The business glossary should be built from the top down, aligning with the requirements of the business. An excellent way to create your business glossary is by using the existing standard industry terminology. This approach will give you a solid foundation and facilitate improved data sharing with third parties. You can also utilize a hierarchical taxonomy structure to build your business glossary which will help to organize and classify the data more effectively.
With each domain having its own business glossaries and logical models, conflicts can arise around how different business groups interpret terms and data, when merged. Having a resource to manage these disagreements is an integral part of a well-functioning universal data glossary.
Data stewards can also be helpful in tagging data assets to designate their value or flag data quality issues. While data stewards can take the lead in data classification, correctly classifying data to be more accessible and discoverable is everyone's responsibility when interacting with data assets. AI can help support this process across the organization. AI can learn from existing data models and suggest classification designations if conflict or uncertainty does arise.
A unified data model and business glossary can be a massive asset in aligning the business data and the business itself. As different domains think about data more uniformly and communicate more consistently, decision-making can be more collaborative and efficient as business terminology and metrics are standardized.

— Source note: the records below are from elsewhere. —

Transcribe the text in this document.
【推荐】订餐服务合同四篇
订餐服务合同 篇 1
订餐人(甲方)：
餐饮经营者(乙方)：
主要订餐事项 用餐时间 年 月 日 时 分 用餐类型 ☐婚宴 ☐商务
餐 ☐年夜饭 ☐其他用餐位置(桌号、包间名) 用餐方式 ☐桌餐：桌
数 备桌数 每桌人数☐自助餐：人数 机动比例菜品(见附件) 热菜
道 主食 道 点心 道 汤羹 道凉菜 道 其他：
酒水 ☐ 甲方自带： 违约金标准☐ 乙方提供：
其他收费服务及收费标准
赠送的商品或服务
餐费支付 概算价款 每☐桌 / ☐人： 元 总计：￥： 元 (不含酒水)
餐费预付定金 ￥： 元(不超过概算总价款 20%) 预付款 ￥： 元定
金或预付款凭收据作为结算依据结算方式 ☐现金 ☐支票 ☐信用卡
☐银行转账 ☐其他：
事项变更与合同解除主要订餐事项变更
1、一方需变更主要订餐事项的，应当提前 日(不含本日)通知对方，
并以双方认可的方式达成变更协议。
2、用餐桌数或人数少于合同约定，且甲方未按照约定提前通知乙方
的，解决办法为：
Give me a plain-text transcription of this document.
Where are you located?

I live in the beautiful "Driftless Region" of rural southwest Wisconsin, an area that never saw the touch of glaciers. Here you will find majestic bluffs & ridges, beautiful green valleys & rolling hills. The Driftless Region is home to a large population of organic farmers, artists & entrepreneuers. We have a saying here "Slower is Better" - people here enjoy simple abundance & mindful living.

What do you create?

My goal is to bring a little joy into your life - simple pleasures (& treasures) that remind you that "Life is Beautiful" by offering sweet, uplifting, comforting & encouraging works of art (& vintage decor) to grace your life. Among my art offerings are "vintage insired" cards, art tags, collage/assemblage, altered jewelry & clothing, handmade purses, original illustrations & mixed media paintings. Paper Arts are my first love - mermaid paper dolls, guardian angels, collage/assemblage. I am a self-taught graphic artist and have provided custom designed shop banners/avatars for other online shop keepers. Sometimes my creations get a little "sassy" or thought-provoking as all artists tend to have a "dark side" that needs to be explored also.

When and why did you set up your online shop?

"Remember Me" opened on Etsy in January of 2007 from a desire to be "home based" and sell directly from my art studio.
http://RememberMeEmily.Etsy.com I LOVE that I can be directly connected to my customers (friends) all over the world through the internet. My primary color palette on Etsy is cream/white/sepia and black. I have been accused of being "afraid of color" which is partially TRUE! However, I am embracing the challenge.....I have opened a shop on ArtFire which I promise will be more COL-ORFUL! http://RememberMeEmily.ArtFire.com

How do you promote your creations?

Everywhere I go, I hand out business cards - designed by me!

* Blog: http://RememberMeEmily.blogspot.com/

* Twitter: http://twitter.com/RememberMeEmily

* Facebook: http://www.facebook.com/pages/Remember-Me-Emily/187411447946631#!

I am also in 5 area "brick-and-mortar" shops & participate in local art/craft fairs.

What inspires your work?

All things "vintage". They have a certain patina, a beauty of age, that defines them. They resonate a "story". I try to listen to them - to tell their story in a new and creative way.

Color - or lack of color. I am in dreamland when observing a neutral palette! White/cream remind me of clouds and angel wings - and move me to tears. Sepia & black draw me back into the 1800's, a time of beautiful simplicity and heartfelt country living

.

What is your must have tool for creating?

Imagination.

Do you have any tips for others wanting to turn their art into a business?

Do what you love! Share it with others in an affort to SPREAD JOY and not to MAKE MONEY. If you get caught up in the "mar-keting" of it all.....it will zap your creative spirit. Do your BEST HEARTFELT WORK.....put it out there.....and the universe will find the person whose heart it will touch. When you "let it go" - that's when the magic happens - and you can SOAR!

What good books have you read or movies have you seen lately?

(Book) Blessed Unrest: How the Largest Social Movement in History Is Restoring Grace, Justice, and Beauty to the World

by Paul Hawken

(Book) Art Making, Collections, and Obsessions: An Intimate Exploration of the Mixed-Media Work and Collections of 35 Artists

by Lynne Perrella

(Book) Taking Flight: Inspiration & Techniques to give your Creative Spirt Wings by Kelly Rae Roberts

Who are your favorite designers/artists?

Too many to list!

AI will be increasingly important in facilitating efficient data catalogs and business glossaries. As AI models become more effective, they will gain a better understanding of the data assets across your organization. With AI’s assistance, analysts will have a copilot to help them find the exact data set that enables them to get the answers they need.
Unifying data access and abstracting metadata from the actual data enables greater agility in data utilization. A unified data catalog makes finding and accessing data much faster and more efficient. Business questions can be answered quicker and more effectively with this capability. The faster organizations can make quality decisions, the more competitive they will be in the market.
The increasing demand for data creates an environment where replicating data wherever it is needed through ETL pipelines is unsustainable. A model that consolidates information on where data is stored and how to access it is much more scalable. Federated data strategies that manage metadata and the context around data provide the flexibility and agility needed for the future.